25 May 2019

Sound Lounge: Welcome to the 25-speaker SoundDome

From Sound Lounge, 9:30 pm on 25 May 2019

Five New Zealand composers have created new electroacoustic works for the custom-built SoundDome, a 25-loudspeaker instrument designed for composing with 3D space.

SoundDome

SoundDome Photo: Album Cover Art

The SoundDome brings to life a three-dimensional sound world previously conceivable only in the imagination of the composer. To put its capabilities into perspective, these days a typical movie theatre has Dolby Surround 7.1, which basically means 7.1 speakers. So imagine how much more creative a composer can get with an extra 18 speakers!

The five electro-acoustic works by John Coulter, Chris Cree Brown, David Downes, John Elmsly and Paul Smith have been released by Rattle on the new SoundDome album.
 

Composer John Coulter curated the album. He is also the brains behind the Dome's creation and admits he is 'obsessed with sound'. John explains more about the SoundDome in this video:

Here's a bit about each of the five works created for the SoundDome.

John Coulter - When the Sun Shines

John Coulter

John Coulter Photo: Supplied

It wasn't until his mid-40s that John Coulter recognised the wisdom contained in the farming-related ethics he grew up with, to appreciate what his father tried to share by exposing the family to life in the country. The saying 'make hay while the sun shines' reflects the notion that 'if you have an opportunity to do something, do it before the opportunity expires'.

Listen to When the Sun Shines by John Coulter

Chris Cree Brown - Transcendence

Chris Cree Brown

Chris Cree Brown Photo: Supplied

The title of this piece embraces both the world of dreams and the idea that every individual is connected to a Universal Consciousness. The work is Chris Cree Brown's attempt to touch on many questions regarding the nature of existence, to present two levels of human consciousness - the awake (alert) state and the dream state, more specifically, the Lucid Dream state.

Listen to Transcendence by Chris Cree Brown

David Downes - Signal

David Downes

David Downes Photo: Supplied

This piece was inspired by a couple of areas of interest that David Downes started to explore during his time as Composer-in-Residence at the NZ School of Music. One is the sound of language, especially its intriguing fragmentary/fluid character, and the other is the voice as a carrier of representations of meaning and experience between inner and outer worlds.

Listen to Signal by David Downes

John Elmsly - Soundings

John Elmsly

John Elmsly Photo: Darryl Foong

One of the pleasures of working in the SoundDome space for John Elmsly was to rediscover the life within environmental recordings, and to compose with these sounds and their implicit images and meanings. The location recordings used were mainly waves and flowing water, but a squeaky gate in warm summer air also contributed to John's "flying thoughts".

Listen to 'Twinkle', Movement III of Soundings by John Elmsly

Paul Smith - Logos

Paul Smith

Paul Smith Photo: [Sound Dome https://sounddome.org/works/paul-smith.html]

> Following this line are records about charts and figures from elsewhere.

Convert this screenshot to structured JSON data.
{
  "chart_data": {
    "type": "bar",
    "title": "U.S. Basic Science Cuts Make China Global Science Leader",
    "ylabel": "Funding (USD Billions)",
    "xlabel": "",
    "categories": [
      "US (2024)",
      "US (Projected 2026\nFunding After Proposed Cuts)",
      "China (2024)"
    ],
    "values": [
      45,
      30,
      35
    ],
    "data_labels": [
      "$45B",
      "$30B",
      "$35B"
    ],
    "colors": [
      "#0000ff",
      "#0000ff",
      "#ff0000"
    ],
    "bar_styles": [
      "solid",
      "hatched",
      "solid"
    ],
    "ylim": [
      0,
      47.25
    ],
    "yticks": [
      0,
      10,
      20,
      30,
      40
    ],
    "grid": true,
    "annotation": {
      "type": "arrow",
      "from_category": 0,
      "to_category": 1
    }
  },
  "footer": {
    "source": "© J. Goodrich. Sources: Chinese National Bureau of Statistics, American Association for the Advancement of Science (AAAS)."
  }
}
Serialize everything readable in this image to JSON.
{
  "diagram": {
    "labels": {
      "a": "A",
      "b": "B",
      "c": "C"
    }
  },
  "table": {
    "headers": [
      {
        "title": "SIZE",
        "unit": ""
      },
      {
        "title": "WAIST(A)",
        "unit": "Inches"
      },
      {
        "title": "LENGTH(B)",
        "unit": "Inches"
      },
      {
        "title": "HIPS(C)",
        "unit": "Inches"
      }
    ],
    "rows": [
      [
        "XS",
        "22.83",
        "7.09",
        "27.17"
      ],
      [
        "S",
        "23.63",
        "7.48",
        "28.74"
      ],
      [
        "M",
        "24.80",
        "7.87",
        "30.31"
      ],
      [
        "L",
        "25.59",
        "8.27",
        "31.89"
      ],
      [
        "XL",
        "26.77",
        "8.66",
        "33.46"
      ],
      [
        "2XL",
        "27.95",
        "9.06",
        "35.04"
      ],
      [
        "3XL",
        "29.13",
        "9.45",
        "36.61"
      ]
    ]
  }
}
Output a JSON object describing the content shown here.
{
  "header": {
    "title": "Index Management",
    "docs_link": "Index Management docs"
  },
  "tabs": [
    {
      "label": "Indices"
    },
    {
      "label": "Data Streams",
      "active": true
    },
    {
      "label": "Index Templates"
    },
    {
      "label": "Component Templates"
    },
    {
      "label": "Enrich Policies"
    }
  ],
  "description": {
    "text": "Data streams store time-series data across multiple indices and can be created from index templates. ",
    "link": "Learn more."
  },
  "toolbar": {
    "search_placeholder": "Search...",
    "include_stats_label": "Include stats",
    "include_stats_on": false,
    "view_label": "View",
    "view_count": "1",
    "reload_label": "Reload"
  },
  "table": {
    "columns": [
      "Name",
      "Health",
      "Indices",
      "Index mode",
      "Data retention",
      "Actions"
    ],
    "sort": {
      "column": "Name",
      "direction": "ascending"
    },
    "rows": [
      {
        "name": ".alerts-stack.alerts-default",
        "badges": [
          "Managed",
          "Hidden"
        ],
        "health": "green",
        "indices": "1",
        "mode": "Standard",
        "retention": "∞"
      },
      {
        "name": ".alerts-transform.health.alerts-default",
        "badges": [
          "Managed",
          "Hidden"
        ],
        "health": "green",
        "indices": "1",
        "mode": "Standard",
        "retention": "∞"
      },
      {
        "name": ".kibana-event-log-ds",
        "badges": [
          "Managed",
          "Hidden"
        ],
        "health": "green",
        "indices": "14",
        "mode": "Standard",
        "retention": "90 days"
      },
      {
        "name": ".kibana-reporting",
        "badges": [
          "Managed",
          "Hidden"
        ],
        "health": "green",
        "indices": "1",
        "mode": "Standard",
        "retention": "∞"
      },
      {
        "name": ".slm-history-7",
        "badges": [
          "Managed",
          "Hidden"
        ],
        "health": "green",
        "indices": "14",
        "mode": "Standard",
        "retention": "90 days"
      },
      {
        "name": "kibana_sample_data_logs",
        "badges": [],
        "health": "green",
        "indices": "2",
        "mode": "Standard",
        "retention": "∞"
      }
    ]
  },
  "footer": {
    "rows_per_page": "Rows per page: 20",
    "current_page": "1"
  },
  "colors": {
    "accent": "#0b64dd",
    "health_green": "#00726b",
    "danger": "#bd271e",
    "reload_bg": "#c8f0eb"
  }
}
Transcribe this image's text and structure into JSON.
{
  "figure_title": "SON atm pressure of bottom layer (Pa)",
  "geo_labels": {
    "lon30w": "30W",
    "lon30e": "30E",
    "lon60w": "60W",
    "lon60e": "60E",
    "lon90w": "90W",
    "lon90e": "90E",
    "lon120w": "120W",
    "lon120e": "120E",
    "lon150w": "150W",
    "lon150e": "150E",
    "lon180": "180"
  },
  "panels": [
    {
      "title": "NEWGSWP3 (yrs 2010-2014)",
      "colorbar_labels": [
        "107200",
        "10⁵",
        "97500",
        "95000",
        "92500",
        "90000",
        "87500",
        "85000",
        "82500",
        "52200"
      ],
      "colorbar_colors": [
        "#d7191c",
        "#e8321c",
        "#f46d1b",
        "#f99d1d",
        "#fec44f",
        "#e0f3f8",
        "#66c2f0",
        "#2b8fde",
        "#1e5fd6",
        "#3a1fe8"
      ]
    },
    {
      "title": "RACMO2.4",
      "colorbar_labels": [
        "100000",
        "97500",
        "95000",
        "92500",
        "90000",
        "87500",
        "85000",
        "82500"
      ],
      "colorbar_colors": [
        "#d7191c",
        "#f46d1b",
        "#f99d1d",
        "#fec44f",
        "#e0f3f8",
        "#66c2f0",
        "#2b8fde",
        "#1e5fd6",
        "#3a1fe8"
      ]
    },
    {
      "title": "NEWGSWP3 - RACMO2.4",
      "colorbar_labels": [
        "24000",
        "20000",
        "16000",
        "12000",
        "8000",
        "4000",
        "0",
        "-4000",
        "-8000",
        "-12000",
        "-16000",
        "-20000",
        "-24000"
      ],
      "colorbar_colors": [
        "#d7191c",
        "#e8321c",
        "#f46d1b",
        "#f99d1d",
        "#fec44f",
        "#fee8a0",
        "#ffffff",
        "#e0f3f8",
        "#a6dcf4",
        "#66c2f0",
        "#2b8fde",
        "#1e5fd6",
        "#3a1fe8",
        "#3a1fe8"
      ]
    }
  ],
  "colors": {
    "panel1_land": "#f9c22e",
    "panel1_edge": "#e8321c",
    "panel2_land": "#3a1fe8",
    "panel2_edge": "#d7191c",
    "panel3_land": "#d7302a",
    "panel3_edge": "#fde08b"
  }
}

As well as being a percussionist, composer, and film-maker, Paul Smith also practices as a fully qualified architect.

His work Logos uses sacred geometry and mediating ratios that derived from Paul's research into medieval cathedral design, and was composed with a fixed media track to evoke the acoustic properties of a physical cathedral space. The title refers to the human fixation with geometric proportion as a manifestation of the meta-physical, which the ancient Greeks called Logos.

Listen to Logos by Paul Smith

 

The 8-metre SoundDome takes 4 days to erect and 1 day to set up and test the equipment with a team of 3 technicians.